HIDUPKATOLIK.COM– SAYA masuk Kota Jakarta dengan tujuan pokok cari kerja. Bukan kerja apa saja, tetapi pekerjaan yang sesuai minat dan pengalaman. Minat dan pengalaman? Saya merasa terlatih sejak masuk seminari dalam tulis-menulis, terdidik lebih dari 10 tahun sebelum jebling di seminari sehingga saya merasa punya modal dalam profesi yang butuh kepekaan kemanusiaan itu.
Suatu ketika saya diminta melakukan tugas jurnalistik ke Banjarmasin. Banjarmasin? Mengingatkan sesuatu. Di ibu kota Kalimantan Selatan itu, di sana sejak tiga tahun lalu Susi memenuhi panggilan hidupnya sebagai biarawati. Saya hormati pilihan hidupnya. Selama ini pun saya tidak pernah mencari informasi tentang biara, nama ordo atau nama barunya.
Oleh karena itu, ketika saya ditugasi ke Banjarmasin untuk tugas peliputan pendidikan di sana, saya kaget.
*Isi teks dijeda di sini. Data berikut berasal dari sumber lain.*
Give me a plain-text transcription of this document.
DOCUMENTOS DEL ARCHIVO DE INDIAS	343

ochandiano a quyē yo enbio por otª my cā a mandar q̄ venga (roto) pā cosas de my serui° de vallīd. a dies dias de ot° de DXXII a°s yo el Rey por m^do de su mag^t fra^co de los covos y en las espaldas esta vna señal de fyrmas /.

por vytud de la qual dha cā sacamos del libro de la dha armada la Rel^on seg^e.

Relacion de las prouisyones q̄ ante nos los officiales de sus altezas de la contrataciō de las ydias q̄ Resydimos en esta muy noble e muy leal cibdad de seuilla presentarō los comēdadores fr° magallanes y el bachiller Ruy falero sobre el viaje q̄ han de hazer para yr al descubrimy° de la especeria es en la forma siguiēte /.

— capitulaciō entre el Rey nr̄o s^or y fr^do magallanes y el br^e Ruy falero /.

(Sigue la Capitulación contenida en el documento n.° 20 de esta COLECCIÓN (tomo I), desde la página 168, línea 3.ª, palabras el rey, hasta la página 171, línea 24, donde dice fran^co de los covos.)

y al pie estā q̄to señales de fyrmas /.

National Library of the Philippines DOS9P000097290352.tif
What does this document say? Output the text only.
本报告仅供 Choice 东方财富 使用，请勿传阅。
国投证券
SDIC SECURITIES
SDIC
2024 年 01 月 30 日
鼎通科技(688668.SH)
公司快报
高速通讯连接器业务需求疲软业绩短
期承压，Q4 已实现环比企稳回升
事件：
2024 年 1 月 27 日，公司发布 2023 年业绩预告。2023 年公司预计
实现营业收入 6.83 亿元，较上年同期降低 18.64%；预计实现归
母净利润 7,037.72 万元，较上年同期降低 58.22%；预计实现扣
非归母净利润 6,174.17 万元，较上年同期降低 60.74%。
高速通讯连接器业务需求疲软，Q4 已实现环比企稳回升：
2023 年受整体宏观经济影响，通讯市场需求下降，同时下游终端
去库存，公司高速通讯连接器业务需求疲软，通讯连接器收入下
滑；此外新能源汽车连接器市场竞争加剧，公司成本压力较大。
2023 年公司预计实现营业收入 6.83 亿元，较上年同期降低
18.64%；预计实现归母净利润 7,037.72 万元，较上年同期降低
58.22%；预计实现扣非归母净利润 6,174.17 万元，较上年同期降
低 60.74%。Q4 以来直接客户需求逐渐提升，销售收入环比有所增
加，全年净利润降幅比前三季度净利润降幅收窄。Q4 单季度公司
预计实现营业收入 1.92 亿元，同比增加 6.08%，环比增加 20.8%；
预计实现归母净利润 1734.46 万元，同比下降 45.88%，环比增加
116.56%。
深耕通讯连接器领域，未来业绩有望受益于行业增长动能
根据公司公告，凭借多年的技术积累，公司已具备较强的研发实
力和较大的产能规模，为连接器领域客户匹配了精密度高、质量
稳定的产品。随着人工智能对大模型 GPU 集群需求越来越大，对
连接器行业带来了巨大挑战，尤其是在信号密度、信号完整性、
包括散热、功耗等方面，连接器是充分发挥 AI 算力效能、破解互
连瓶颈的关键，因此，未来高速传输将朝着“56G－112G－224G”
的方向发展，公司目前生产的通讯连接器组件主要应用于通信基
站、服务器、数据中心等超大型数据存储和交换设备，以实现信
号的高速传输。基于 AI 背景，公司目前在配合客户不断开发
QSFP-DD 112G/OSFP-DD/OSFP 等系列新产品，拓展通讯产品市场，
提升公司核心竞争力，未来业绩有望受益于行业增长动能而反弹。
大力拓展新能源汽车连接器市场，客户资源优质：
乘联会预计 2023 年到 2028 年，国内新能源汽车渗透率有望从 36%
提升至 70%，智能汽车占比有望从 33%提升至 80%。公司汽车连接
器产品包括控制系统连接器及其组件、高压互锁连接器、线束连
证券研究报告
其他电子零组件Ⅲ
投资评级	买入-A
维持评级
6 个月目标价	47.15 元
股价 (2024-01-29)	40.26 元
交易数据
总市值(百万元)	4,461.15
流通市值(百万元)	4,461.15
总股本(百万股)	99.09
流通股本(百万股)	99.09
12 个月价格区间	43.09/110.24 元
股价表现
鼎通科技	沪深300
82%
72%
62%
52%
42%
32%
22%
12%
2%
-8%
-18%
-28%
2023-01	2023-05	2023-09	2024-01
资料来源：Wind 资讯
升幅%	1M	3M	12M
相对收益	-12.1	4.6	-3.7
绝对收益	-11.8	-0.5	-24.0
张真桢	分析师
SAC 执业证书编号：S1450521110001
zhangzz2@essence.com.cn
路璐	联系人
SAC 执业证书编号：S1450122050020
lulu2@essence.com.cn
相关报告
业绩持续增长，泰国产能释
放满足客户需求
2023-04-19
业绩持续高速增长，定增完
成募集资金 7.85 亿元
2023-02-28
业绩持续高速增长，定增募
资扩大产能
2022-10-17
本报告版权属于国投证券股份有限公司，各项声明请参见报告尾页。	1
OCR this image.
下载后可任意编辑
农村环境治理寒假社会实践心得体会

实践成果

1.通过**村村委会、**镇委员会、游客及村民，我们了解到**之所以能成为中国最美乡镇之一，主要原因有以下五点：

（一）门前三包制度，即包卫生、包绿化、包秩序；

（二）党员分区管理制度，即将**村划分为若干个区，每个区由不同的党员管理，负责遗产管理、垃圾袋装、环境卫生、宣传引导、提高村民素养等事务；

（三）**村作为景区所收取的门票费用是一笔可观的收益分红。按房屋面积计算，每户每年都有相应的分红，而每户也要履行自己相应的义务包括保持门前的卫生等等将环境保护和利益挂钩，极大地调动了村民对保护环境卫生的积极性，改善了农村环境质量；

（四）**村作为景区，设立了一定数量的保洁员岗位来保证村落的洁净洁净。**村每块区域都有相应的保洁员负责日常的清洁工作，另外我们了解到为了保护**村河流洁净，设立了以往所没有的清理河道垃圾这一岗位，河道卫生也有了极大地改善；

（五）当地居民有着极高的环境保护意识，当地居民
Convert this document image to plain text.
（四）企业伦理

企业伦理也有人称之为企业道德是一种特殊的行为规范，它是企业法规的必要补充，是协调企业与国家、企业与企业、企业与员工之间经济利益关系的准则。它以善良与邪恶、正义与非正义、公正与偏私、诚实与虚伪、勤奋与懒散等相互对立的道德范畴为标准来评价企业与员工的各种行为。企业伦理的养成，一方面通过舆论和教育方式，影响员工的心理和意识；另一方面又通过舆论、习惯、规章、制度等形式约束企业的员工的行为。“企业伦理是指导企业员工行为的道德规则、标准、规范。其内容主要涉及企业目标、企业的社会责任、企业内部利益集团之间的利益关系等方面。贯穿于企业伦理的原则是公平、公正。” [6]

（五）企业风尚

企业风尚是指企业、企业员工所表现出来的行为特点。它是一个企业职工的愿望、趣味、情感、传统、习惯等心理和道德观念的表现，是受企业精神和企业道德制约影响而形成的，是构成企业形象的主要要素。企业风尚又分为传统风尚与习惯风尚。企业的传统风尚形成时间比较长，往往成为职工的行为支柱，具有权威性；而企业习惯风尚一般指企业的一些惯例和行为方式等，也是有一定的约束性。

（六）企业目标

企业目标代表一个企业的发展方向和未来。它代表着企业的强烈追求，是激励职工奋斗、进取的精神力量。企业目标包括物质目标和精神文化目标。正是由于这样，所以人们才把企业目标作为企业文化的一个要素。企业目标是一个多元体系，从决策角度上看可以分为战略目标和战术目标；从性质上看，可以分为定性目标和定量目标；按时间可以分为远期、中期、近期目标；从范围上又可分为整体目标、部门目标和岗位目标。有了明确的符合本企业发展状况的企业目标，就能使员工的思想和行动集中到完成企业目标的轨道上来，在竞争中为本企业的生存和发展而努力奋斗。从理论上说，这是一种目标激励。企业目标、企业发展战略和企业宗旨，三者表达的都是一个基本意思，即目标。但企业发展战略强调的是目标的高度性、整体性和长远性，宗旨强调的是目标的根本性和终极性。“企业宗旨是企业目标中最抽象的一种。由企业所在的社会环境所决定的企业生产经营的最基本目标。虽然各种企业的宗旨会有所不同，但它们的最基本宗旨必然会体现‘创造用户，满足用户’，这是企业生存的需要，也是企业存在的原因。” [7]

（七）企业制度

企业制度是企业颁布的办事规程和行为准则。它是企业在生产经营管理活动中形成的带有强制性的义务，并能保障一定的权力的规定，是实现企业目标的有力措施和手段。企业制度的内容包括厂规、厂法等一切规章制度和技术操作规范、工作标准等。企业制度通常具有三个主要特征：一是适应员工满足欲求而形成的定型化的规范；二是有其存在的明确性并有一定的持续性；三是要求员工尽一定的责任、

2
Rasa ingin tahu, jiwa dasar profesi jurnalistik “selalu bertanya dan ingin tahu lebih”, muncul. Senantiasa jeli mencari celah. Serta merta wajah yang menyejukkan dengan rambut sebahu, gigi putih berbaris rapi itu menari-nari di depan mata saya.
Meskipun sudah mengantungi telepon dan alamat sejumlah narasumber, begitu sampai di Banjarmasin, niat pertama saya adalah bertemu Susi. Ngiras ngirus, kata orang Jawa. Pakaiannya tentu tidak putih dan abu-abu seragam sekolahnya dulu dengan rambut sebahu, tetapi putih atau soklat jubah biarawati dengan kerudung putih.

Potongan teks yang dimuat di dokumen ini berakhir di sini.